While attending SLU, I knew of, and celebrated, the Native American heritage that came to me through my paternal grandmother. I did not know, however, that through that same grandmother, by Jim Crow standards, I was an octaroon, as my great grandfather was African American. With my wife, I lived on campus, in married student housing. I participated in numerous law school events. In three years on campus, however, I never saw the statue of Father De Smet. I have seen the photograph now that the statue has been hidden away from public display.

What a bizarre world in which we live!

Fr. Jean De Smet, a Belgian Jesuit, a man of faith, spends his life propagating his Catholic faith. He does so in service to the Native Americans of the Northwest Territory.

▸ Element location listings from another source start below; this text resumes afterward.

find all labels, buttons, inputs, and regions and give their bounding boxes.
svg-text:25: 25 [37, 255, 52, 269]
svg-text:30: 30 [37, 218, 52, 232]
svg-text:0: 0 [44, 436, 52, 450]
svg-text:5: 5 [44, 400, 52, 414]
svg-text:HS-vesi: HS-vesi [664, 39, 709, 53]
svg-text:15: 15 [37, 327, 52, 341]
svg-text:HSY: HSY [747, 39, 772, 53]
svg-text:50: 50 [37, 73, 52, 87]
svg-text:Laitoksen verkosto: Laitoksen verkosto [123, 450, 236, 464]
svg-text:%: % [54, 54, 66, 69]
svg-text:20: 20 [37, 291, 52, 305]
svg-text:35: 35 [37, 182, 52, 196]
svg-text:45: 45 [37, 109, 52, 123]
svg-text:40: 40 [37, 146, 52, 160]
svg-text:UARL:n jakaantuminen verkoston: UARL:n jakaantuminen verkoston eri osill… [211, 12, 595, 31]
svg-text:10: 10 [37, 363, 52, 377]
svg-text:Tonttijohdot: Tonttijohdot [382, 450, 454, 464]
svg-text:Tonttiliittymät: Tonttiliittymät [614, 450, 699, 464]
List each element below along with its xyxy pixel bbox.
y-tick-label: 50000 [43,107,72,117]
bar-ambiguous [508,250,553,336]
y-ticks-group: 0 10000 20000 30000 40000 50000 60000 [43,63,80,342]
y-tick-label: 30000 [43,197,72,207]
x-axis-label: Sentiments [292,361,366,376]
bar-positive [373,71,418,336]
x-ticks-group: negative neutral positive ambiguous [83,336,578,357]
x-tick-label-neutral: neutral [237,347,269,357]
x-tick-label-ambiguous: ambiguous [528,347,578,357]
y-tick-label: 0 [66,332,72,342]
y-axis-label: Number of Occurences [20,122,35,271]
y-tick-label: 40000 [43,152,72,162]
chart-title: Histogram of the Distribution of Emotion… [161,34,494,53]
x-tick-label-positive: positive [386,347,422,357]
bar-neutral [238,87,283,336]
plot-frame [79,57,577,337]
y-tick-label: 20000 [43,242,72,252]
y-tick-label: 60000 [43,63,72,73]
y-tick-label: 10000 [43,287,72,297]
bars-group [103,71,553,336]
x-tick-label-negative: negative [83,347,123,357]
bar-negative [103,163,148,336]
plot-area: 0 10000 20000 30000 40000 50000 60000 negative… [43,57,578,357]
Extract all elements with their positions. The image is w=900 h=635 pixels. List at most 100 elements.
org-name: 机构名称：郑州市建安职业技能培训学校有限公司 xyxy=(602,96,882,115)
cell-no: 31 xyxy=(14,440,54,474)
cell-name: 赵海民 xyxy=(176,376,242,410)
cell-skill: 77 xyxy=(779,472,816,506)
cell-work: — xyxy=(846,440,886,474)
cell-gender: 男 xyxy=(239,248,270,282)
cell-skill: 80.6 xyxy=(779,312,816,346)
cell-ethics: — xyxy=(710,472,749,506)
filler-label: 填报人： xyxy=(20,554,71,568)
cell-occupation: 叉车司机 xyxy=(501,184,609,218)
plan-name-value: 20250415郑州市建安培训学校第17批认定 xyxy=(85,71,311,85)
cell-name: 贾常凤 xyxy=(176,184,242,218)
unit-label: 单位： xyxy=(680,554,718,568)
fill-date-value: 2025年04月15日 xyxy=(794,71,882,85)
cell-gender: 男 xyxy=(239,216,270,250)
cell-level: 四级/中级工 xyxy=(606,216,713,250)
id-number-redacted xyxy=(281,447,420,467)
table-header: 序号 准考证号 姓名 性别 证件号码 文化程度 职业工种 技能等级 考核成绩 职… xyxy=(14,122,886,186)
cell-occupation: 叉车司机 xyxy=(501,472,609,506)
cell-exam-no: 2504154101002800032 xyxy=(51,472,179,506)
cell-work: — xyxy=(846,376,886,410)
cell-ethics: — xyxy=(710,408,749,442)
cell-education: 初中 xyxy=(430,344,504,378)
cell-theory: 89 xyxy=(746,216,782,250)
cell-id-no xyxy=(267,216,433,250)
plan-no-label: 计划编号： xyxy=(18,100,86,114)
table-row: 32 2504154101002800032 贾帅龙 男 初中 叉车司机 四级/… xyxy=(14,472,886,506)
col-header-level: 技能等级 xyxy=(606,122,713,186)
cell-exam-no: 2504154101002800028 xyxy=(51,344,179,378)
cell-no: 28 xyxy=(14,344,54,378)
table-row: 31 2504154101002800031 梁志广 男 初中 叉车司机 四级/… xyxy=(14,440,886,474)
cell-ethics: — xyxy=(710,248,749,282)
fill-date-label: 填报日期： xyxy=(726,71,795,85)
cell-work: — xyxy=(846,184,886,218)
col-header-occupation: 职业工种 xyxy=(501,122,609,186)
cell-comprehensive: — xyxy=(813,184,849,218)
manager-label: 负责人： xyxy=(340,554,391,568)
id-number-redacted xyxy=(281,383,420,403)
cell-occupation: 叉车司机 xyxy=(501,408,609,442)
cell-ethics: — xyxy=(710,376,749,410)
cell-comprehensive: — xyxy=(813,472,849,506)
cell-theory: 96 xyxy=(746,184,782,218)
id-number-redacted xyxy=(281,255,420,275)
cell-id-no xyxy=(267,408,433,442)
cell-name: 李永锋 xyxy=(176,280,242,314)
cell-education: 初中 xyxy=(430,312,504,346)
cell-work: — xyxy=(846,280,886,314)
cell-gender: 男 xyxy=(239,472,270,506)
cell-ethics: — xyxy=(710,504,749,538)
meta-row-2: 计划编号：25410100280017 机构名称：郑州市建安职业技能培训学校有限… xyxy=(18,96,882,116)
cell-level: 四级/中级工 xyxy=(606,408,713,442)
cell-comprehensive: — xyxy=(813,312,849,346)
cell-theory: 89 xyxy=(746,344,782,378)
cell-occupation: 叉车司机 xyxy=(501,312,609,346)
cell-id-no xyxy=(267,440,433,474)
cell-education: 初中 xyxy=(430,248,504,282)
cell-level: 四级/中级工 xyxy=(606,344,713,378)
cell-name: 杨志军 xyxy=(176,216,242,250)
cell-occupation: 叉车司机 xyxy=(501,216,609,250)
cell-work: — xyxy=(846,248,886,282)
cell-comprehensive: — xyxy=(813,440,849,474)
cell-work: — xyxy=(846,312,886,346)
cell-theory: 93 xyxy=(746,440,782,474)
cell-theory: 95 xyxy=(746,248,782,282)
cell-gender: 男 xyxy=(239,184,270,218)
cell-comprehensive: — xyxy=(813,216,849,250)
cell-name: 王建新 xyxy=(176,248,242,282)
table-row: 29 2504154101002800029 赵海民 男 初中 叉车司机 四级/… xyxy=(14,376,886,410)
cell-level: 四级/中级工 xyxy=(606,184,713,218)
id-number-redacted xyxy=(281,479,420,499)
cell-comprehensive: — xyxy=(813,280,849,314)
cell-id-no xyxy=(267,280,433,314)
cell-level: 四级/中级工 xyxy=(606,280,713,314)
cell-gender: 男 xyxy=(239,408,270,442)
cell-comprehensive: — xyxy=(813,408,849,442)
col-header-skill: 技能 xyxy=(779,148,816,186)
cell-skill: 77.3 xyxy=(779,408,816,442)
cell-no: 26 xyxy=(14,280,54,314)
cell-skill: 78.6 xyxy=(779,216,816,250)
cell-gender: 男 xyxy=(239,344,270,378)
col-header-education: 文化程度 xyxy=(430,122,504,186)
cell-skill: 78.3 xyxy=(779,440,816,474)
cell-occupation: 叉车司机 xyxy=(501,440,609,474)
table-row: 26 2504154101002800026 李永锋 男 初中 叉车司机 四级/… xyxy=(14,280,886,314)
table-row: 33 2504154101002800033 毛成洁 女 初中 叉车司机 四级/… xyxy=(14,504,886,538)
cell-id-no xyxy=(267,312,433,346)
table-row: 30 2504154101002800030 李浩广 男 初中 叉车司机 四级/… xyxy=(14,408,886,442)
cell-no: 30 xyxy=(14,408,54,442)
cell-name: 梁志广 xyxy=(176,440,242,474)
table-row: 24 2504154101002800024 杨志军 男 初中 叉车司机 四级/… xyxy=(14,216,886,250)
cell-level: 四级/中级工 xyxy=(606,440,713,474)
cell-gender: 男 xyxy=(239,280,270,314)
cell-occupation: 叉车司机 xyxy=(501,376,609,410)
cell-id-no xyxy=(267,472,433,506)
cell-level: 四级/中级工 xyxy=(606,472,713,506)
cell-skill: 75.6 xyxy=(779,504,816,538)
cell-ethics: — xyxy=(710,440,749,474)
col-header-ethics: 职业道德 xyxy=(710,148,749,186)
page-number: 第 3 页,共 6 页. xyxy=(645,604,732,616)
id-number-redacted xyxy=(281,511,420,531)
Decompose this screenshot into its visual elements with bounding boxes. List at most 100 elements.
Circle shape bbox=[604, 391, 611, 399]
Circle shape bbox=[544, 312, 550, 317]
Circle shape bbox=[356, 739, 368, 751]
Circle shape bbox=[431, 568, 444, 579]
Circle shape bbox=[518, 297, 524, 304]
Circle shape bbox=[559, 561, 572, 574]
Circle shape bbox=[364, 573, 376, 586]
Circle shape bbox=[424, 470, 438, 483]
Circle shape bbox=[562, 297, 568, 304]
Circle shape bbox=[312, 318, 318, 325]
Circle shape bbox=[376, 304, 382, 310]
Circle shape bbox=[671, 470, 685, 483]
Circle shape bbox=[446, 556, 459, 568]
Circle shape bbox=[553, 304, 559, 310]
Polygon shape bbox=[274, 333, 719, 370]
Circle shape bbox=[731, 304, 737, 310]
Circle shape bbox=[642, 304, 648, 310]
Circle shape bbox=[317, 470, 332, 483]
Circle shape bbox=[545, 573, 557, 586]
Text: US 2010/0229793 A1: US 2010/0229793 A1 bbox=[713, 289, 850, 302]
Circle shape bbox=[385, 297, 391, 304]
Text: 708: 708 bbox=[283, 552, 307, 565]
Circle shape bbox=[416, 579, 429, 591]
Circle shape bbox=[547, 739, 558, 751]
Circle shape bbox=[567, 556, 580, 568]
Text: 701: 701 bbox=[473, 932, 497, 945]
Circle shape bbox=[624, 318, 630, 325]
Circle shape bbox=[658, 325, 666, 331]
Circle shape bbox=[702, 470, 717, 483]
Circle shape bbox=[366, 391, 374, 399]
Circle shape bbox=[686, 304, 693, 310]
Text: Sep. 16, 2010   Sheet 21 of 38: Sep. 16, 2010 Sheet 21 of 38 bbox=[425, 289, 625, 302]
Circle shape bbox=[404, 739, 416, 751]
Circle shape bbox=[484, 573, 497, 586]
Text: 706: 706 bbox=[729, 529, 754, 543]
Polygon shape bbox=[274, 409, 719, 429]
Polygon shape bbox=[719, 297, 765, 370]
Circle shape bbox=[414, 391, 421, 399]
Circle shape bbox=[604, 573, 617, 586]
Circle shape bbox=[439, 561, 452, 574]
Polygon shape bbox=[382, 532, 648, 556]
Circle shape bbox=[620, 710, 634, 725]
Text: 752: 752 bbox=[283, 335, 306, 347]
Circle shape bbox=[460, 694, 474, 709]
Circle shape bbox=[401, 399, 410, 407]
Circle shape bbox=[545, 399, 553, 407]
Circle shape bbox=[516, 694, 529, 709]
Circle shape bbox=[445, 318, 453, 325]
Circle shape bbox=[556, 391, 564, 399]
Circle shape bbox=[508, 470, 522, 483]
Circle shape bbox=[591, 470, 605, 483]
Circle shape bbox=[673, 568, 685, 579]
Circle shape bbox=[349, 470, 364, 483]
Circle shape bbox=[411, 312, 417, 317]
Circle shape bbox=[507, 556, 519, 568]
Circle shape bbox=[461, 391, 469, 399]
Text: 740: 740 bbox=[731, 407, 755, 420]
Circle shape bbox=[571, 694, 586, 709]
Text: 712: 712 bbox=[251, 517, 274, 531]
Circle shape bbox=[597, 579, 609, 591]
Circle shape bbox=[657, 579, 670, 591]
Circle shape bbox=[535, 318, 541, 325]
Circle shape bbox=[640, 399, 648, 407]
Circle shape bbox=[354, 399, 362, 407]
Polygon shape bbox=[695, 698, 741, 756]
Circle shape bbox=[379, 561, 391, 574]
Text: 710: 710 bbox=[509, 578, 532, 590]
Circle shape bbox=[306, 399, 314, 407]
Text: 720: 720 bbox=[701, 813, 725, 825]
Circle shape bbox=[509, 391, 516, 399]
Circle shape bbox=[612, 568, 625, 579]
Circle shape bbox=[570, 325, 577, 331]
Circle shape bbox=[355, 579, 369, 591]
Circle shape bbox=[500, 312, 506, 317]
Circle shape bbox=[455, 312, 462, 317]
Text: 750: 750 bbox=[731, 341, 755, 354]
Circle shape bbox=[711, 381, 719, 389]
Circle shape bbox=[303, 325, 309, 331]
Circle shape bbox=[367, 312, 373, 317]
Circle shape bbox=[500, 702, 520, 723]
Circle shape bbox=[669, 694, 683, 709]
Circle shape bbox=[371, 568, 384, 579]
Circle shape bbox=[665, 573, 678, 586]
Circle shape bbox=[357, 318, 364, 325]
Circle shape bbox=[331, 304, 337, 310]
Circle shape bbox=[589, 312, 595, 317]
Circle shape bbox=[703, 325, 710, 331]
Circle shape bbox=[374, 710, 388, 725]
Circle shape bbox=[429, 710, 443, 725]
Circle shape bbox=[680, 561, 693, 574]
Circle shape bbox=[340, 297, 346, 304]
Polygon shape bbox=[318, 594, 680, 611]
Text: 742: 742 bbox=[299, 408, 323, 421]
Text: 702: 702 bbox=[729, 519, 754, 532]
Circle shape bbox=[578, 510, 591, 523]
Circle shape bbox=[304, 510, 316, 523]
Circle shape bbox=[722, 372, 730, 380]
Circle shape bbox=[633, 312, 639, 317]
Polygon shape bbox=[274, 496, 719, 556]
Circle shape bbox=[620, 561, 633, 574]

Between mission trips in the Northwest, fund-raising trips to Europe to support the mission work, and occasional service for the Native Americans as their representative to the US Government, De Smet would visit in, and spend time conducting outreaches in St. Louis. Ultimately, this Jesuit university sets up a statue to honor that man, a member of their Jesuit community, because of his selfless service and dedication. 

Nothing about De Smet's behavior screams racism, imperialism, colonialism.

It does scream compassion-ism. It does scream care-ism. It does scream kindness-ism. Those "-isms" are not so very popular these days, but grudge-ism and victim-ism seemed to have made an advance at my alma mater.

If you doubt me on how De Smet's evangelical outreach constitutes kindness and care, I'll refer you to Penn Jillette, who tells the story of being given the gift of a Bible by a concerned Christian. Jillette, an ardent atheist, expressed profound respect that a person who literally believed Jillette's soul was in danger actually acted on that belief in an effort to render aid to him. Jillette tells the story on his YouTube channel if you care to see it. 

According Ryan McKinley, the statue of De Smet, symbolizes a "history of colonialism, imperialism, racism and of Christian and white supremacy." The statue is no more so such a symbol than that much more obvious and noticeable one, College Church.

When will that vestige of colonialism be taken down, or converted to a museum?